David Johnston is an executive adviser at Deloitte Canada and former Governor-General of Canada
Technological revolutions have profound effects on human civilization – sometimes good, sometimes bad. We are now well into the Digital Age, one of the most significant technological revolutions since hunter-gatherers developed agriculture. In one area – artificial intelligence (AI) – Canada is establishing the basis for global leadership. We were the first country in the world to develop a national AI strategy. We are building an AI supercluster and large-scale AI venture-capital funds are being deployed. We have more than 30 years of world-class research to build on, led by scientists such as Dr. Joelle Pineau from Montreal, who just won a Governor-General’s Innovation Award for AI contributions to health robotics.
A new study from Deloitte Canada titled Canada’s AI Imperative, Overcoming Risks, Building Trust, shows how AI (computer systems that mimic or augment human intelligence) can fundamentally change the way we live, work, do business and make decisions in every aspect of our lives. By 2020, about 85 per cent of all customer-service interactions will take place without a human agent, research firm Gartner Inc. predicted in 2011. But this year’s Deloitte study also makes clear that trust in AI is low as we become aware of the risks, challenges and ethical implications of using it. We are worried about our jobs, about fake news, about our loss of privacy, about bias, cybersecurity and more. We can hardly turn back on AI – that is not likely feasible in any event – so how do we move forward?
To start, it is clear that we have not yet found a shared sense of purpose for AI. What good are our most significant technological advances if they are not understood or used in the context of serving this planet and those who dwell on it?
We have not yet found a way to work well together on AI standards and practices that mirror our distinctly Canadian values, and develop AI that is open, safe, equitable, democratic and used in ways that create prosperity for all. And when companies and leaders fail to live up to their promises, we too often do not hold them to account.

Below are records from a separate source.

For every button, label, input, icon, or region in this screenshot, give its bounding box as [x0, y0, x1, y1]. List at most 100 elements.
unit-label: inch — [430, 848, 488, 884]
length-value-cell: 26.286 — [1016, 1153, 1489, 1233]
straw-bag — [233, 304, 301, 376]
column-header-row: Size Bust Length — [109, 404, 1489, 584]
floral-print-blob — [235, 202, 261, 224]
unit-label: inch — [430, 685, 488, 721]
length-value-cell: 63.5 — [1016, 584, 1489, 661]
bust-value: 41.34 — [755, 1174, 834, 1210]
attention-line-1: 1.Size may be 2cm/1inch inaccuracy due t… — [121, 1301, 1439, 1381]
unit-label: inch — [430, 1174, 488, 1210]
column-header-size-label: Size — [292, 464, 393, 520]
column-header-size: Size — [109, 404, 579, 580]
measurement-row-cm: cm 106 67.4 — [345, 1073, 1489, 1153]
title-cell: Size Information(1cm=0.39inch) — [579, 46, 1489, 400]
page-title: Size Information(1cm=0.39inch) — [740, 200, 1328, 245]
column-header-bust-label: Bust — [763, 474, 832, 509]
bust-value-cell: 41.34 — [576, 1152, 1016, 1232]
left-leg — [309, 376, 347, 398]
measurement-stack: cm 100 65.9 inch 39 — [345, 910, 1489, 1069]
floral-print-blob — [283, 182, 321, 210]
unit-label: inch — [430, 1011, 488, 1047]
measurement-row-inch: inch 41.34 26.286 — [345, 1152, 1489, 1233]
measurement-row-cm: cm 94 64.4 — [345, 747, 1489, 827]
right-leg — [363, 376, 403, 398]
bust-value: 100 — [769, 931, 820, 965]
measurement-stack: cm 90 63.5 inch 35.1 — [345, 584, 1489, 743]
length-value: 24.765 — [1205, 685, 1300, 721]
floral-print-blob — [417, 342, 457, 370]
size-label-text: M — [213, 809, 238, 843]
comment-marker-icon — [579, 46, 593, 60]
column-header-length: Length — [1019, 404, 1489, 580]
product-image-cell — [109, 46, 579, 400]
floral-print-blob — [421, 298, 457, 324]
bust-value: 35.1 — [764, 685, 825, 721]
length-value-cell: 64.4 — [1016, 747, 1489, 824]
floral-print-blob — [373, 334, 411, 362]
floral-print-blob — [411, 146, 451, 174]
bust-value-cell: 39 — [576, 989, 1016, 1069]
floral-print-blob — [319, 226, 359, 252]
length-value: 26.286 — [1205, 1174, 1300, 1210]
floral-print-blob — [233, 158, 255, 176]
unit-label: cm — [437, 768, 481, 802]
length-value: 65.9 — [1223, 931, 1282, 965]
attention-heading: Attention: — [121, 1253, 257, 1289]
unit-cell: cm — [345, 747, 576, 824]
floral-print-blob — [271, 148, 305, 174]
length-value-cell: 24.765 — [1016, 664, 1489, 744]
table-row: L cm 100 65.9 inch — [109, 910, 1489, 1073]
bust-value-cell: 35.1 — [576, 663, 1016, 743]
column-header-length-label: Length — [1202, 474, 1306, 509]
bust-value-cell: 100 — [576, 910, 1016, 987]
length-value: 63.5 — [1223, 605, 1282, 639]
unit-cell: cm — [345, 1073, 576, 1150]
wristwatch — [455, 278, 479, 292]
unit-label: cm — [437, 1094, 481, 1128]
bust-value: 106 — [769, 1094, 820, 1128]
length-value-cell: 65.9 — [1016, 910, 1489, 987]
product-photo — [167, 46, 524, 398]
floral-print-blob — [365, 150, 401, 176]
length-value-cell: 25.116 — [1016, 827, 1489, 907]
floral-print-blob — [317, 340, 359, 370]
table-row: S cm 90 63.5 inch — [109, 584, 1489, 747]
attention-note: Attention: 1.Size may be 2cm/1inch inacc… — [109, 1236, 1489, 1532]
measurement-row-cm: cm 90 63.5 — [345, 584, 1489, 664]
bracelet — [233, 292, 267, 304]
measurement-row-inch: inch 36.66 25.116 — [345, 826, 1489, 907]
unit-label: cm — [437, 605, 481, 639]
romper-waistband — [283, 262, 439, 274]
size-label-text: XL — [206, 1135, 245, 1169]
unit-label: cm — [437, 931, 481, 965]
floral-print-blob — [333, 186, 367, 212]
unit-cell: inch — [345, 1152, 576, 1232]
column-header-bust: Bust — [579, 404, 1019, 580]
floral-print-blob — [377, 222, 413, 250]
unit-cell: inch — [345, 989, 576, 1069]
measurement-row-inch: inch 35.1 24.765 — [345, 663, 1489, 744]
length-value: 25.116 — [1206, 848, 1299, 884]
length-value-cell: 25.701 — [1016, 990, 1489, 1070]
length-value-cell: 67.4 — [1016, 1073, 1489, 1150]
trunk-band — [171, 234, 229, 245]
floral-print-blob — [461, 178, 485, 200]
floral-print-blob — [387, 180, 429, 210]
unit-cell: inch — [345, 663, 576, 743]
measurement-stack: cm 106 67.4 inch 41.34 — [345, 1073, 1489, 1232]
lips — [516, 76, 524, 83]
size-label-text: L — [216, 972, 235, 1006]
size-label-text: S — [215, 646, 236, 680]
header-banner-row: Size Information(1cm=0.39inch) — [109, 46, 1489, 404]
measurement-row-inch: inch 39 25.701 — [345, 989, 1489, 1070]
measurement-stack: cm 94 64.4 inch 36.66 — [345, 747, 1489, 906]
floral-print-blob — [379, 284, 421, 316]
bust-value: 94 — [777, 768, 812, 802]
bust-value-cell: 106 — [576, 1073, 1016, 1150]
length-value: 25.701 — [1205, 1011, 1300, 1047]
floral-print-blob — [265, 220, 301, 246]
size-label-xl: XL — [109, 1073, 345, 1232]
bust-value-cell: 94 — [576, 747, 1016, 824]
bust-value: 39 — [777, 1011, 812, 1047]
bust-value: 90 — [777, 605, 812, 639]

In short, we have not built trust.
So where do we go from here?
We know trust and understanding have always gone hand in hand. As Louis Brandeis put it more than 100 years ago, “sunlight is said to be the best of disinfectants." Research shows that knowledge and understanding are critical factors in successful technology diffusion across organizations and societies. Businesses, governments and educational institutions will need to work together to demystify AI and build literacy on how AI works, the way it uses data, and what it can and cannot do. We have a lot of work to do.
Ethicists often tell us that morality is the sensitivity to the needs of others over self-interest. And that ethics helps us determine what is right, good and just. What does this have to do with technology and how does this build trust?
I have participated in dozens of conferences on technological innovation, but one I recall with particular clarity and fondness. It featured Robert Shiller, the Nobel Prize-winning economist. To my surprise, he did not speak about innovation, certainly not directly. Instead, he talked about what contributes most to what he calls a good society. According to Dr. Shiller, if one looks at the world’s major religions, they all have at their core the Golden Rule: Do unto others as you would have others do unto you. He went on at length and in detail, but the upshot of his remarks was that surely we should draw guidance from this fact and apply it in our personal, business and professional lives.
Almost 2,500 years ago, Hippocrates helped medicine develop by establishing an oath that set out such principles as physician-patient confidentiality and “first, do no harm."
What ethics will we adopt for AI? I firmly believe that Canada can lead the world in this area. It is remarkable to me that last year’s “Tech for Good” declaration by the Canadian technology community – unveiled at Communitech’s similarly themed True North conference in Waterloo Region – started with a tech version of the Golden Rule: “We promise to manage and use your data like we would expect others to use our own."
The best technological developments are more than useful – they are good. Our challenge as Canadians, then, is to make this attitude part of our culture. To adhere to the moral imperative ahead of the operational imperative. And in this way, build trust.